The Singapore’s coach
 
Skycraper’s woods and green areas, a city-state that seems coming from a future Utopia. Fifteen years were enough for Singapore to leave 3rd World and  reach world economic élite “They want to excel, but couldn’ t translate this economic power in sport power – Singapore Swimming’s head coach  Sergio López Miró tells Swimbiz.it – my goal is to change mindset and create in the next 5 years a generation of coaches. That’s why I have a Singaporean staff”. For this adventure, Miró left the enviable position of Bolles School’s head coach in Jacksonville, Florida, where he coached talents such as Ryan Murphy, Santo Condorelli and Singaporean Joseph Scholing who gave him contacts with the Asian country. “But what I really liked was Singaporean’s school system – first of all, in fact, the Spanish coach wants to care of his family – in the Usa a lot of divorces are caused by work’s reasons.
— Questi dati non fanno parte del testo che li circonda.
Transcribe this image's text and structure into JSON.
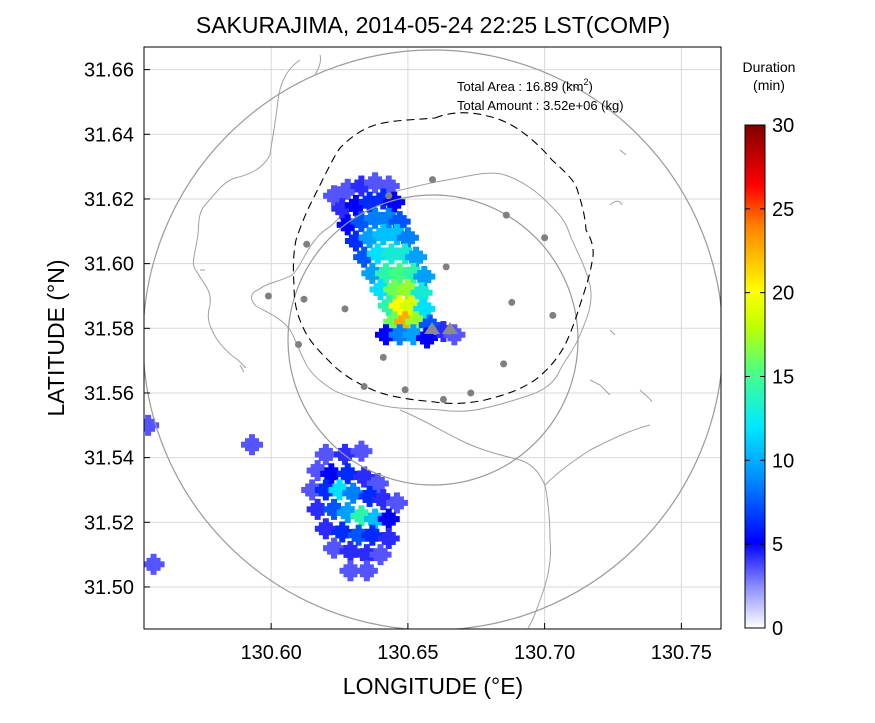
{
  "title": "SAKURAJIMA, 2014-05-24 22:25 LST(COMP)",
  "annotation": {
    "area_label": "Total Area   : 16.89 (km",
    "area_sup": "2",
    "area_close": ")",
    "amount_label": "Total Amount : 3.52e+06 (kg)"
  },
  "colorbar": {
    "title_line1": "Duration",
    "title_line2": "(min)",
    "ticks": [
      "0",
      "5",
      "10",
      "15",
      "20",
      "25",
      "30"
    ],
    "range": [
      0,
      30
    ],
    "colors": [
      "#ffffff",
      "#8080ff",
      "#0000ff",
      "#0080ff",
      "#00e0ff",
      "#40ff80",
      "#c0ff00",
      "#ffff00",
      "#ff8000",
      "#ff0000",
      "#800000"
    ]
  },
  "chart_data": {
    "type": "heatmap",
    "title": "SAKURAJIMA, 2014-05-24 22:25 LST(COMP)",
    "xlabel": "LONGITUDE (°E)",
    "ylabel": "LATITUDE (°N)",
    "xlim": [
      130.5535,
      130.7645
    ],
    "ylim": [
      31.487,
      31.667
    ],
    "xticks": [
      "130.60",
      "130.65",
      "130.70",
      "130.75"
    ],
    "yticks": [
      "31.50",
      "31.52",
      "31.54",
      "31.56",
      "31.58",
      "31.60",
      "31.62",
      "31.64",
      "31.66"
    ],
    "grid": true,
    "colorbar_label": "Duration (min)",
    "clim": [
      0,
      30
    ],
    "total_area_km2": 16.89,
    "total_amount_kg": 3520000.0,
    "cells": [
      {
        "lon": 130.623,
        "lat": 31.621,
        "v": 4
      },
      {
        "lon": 130.628,
        "lat": 31.623,
        "v": 4
      },
      {
        "lon": 130.633,
        "lat": 31.624,
        "v": 5
      },
      {
        "lon": 130.638,
        "lat": 31.625,
        "v": 4
      },
      {
        "lon": 130.643,
        "lat": 31.624,
        "v": 4
      },
      {
        "lon": 130.626,
        "lat": 31.617,
        "v": 5
      },
      {
        "lon": 130.631,
        "lat": 31.618,
        "v": 6
      },
      {
        "lon": 130.636,
        "lat": 31.619,
        "v": 7
      },
      {
        "lon": 130.641,
        "lat": 31.62,
        "v": 7
      },
      {
        "lon": 130.645,
        "lat": 31.619,
        "v": 6
      },
      {
        "lon": 130.628,
        "lat": 31.612,
        "v": 6
      },
      {
        "lon": 130.633,
        "lat": 31.613,
        "v": 8
      },
      {
        "lon": 130.638,
        "lat": 31.614,
        "v": 9
      },
      {
        "lon": 130.643,
        "lat": 31.614,
        "v": 9
      },
      {
        "lon": 130.647,
        "lat": 31.613,
        "v": 8
      },
      {
        "lon": 130.631,
        "lat": 31.607,
        "v": 7
      },
      {
        "lon": 130.636,
        "lat": 31.608,
        "v": 10
      },
      {
        "lon": 130.641,
        "lat": 31.609,
        "v": 11
      },
      {
        "lon": 130.646,
        "lat": 31.609,
        "v": 11
      },
      {
        "lon": 130.65,
        "lat": 31.608,
        "v": 9
      },
      {
        "lon": 130.634,
        "lat": 31.602,
        "v": 8
      },
      {
        "lon": 130.639,
        "lat": 31.603,
        "v": 12
      },
      {
        "lon": 130.644,
        "lat": 31.603,
        "v": 13
      },
      {
        "lon": 130.649,
        "lat": 31.603,
        "v": 13
      },
      {
        "lon": 130.653,
        "lat": 31.602,
        "v": 10
      },
      {
        "lon": 130.637,
        "lat": 31.597,
        "v": 10
      },
      {
        "lon": 130.642,
        "lat": 31.597,
        "v": 14
      },
      {
        "lon": 130.647,
        "lat": 31.597,
        "v": 15
      },
      {
        "lon": 130.652,
        "lat": 31.597,
        "v": 14
      },
      {
        "lon": 130.656,
        "lat": 31.596,
        "v": 10
      },
      {
        "lon": 130.64,
        "lat": 31.592,
        "v": 12
      },
      {
        "lon": 130.645,
        "lat": 31.592,
        "v": 16
      },
      {
        "lon": 130.65,
        "lat": 31.592,
        "v": 17
      },
      {
        "lon": 130.655,
        "lat": 31.591,
        "v": 13
      },
      {
        "lon": 130.643,
        "lat": 31.587,
        "v": 14
      },
      {
        "lon": 130.647,
        "lat": 31.587,
        "v": 21
      },
      {
        "lon": 130.651,
        "lat": 31.587,
        "v": 19
      },
      {
        "lon": 130.656,
        "lat": 31.586,
        "v": 12
      },
      {
        "lon": 130.645,
        "lat": 31.582,
        "v": 16
      },
      {
        "lon": 130.649,
        "lat": 31.582,
        "v": 23
      },
      {
        "lon": 130.653,
        "lat": 31.582,
        "v": 17
      },
      {
        "lon": 130.658,
        "lat": 31.581,
        "v": 8
      },
      {
        "lon": 130.642,
        "lat": 31.578,
        "v": 6
      },
      {
        "lon": 130.647,
        "lat": 31.578,
        "v": 9
      },
      {
        "lon": 130.652,
        "lat": 31.578,
        "v": 10
      },
      {
        "lon": 130.657,
        "lat": 31.577,
        "v": 6
      },
      {
        "lon": 130.663,
        "lat": 31.579,
        "v": 5
      },
      {
        "lon": 130.667,
        "lat": 31.578,
        "v": 4
      },
      {
        "lon": 130.62,
        "lat": 31.541,
        "v": 4
      },
      {
        "lon": 130.627,
        "lat": 31.541,
        "v": 5
      },
      {
        "lon": 130.633,
        "lat": 31.542,
        "v": 4
      },
      {
        "lon": 130.617,
        "lat": 31.536,
        "v": 4
      },
      {
        "lon": 130.622,
        "lat": 31.535,
        "v": 6
      },
      {
        "lon": 130.628,
        "lat": 31.535,
        "v": 7
      },
      {
        "lon": 130.634,
        "lat": 31.534,
        "v": 5
      },
      {
        "lon": 130.639,
        "lat": 31.532,
        "v": 4
      },
      {
        "lon": 130.615,
        "lat": 31.53,
        "v": 4
      },
      {
        "lon": 130.62,
        "lat": 31.53,
        "v": 7
      },
      {
        "lon": 130.625,
        "lat": 31.53,
        "v": 12
      },
      {
        "lon": 130.63,
        "lat": 31.529,
        "v": 9
      },
      {
        "lon": 130.636,
        "lat": 31.528,
        "v": 7
      },
      {
        "lon": 130.641,
        "lat": 31.527,
        "v": 5
      },
      {
        "lon": 130.646,
        "lat": 31.526,
        "v": 4
      },
      {
        "lon": 130.617,
        "lat": 31.524,
        "v": 5
      },
      {
        "lon": 130.623,
        "lat": 31.524,
        "v": 8
      },
      {
        "lon": 130.628,
        "lat": 31.523,
        "v": 10
      },
      {
        "lon": 130.633,
        "lat": 31.522,
        "v": 14
      },
      {
        "lon": 130.638,
        "lat": 31.521,
        "v": 11
      },
      {
        "lon": 130.643,
        "lat": 31.521,
        "v": 6
      },
      {
        "lon": 130.62,
        "lat": 31.518,
        "v": 5
      },
      {
        "lon": 130.626,
        "lat": 31.517,
        "v": 7
      },
      {
        "lon": 130.632,
        "lat": 31.516,
        "v": 8
      },
      {
        "lon": 130.637,
        "lat": 31.516,
        "v": 7
      },
      {
        "lon": 130.643,
        "lat": 31.515,
        "v": 5
      },
      {
        "lon": 130.623,
        "lat": 31.512,
        "v": 4
      },
      {
        "lon": 130.629,
        "lat": 31.511,
        "v": 5
      },
      {
        "lon": 130.635,
        "lat": 31.51,
        "v": 5
      },
      {
        "lon": 130.64,
        "lat": 31.51,
        "v": 4
      },
      {
        "lon": 130.629,
        "lat": 31.505,
        "v": 4
      },
      {
        "lon": 130.635,
        "lat": 31.505,
        "v": 4
      },
      {
        "lon": 130.593,
        "lat": 31.544,
        "v": 4
      },
      {
        "lon": 130.555,
        "lat": 31.55,
        "v": 4
      },
      {
        "lon": 130.557,
        "lat": 31.507,
        "v": 4
      }
    ],
    "stations": [
      {
        "lon": 130.659,
        "lat": 31.626
      },
      {
        "lon": 130.643,
        "lat": 31.621
      },
      {
        "lon": 130.686,
        "lat": 31.615
      },
      {
        "lon": 130.7,
        "lat": 31.608
      },
      {
        "lon": 130.613,
        "lat": 31.606
      },
      {
        "lon": 130.664,
        "lat": 31.599
      },
      {
        "lon": 130.599,
        "lat": 31.59
      },
      {
        "lon": 130.612,
        "lat": 31.589
      },
      {
        "lon": 130.688,
        "lat": 31.588
      },
      {
        "lon": 130.627,
        "lat": 31.586
      },
      {
        "lon": 130.703,
        "lat": 31.584
      },
      {
        "lon": 130.665,
        "lat": 31.579
      },
      {
        "lon": 130.61,
        "lat": 31.575
      },
      {
        "lon": 130.641,
        "lat": 31.571
      },
      {
        "lon": 130.685,
        "lat": 31.569
      },
      {
        "lon": 130.634,
        "lat": 31.562
      },
      {
        "lon": 130.649,
        "lat": 31.561
      },
      {
        "lon": 130.673,
        "lat": 31.56
      },
      {
        "lon": 130.663,
        "lat": 31.558
      }
    ]
  }
}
I could have even stopped to coach, when my family was to leave Singapore, but we decided to try again and we’ve well integrated”. Born during Francisco Franco’s dictatorship, Miró thinks that “Even in the hard Spain’s actuality, we have opportunities that our fathers and grandfathers didn’t have, but we must be world citizens to seize them. My father left family when I was young, I’m used to work with what I have – and now lives a reality where “much” is standard – but quality is better than quantity and I teach that team power is more important than swimming fast”. There are difficulties too “Two years of military service for every Singaporean 18 years old. Schooling was the first athlete exempted and backstroker Wen Zheng Quah’s service will be delayed for a year only thanks to his medals at Moscow and Paris-Chartes World Cup’s medals – but Miró adapts to Singapore and Singapore adapts to him, in a flowing melting pot – they’ve accepted what I asked them since day 1”. And Singaporeans are good students “Schooling has good chances to win a medal at Rio 2016 Olympics, in 100 and 200 fly, even if many nations will deploy great champions”.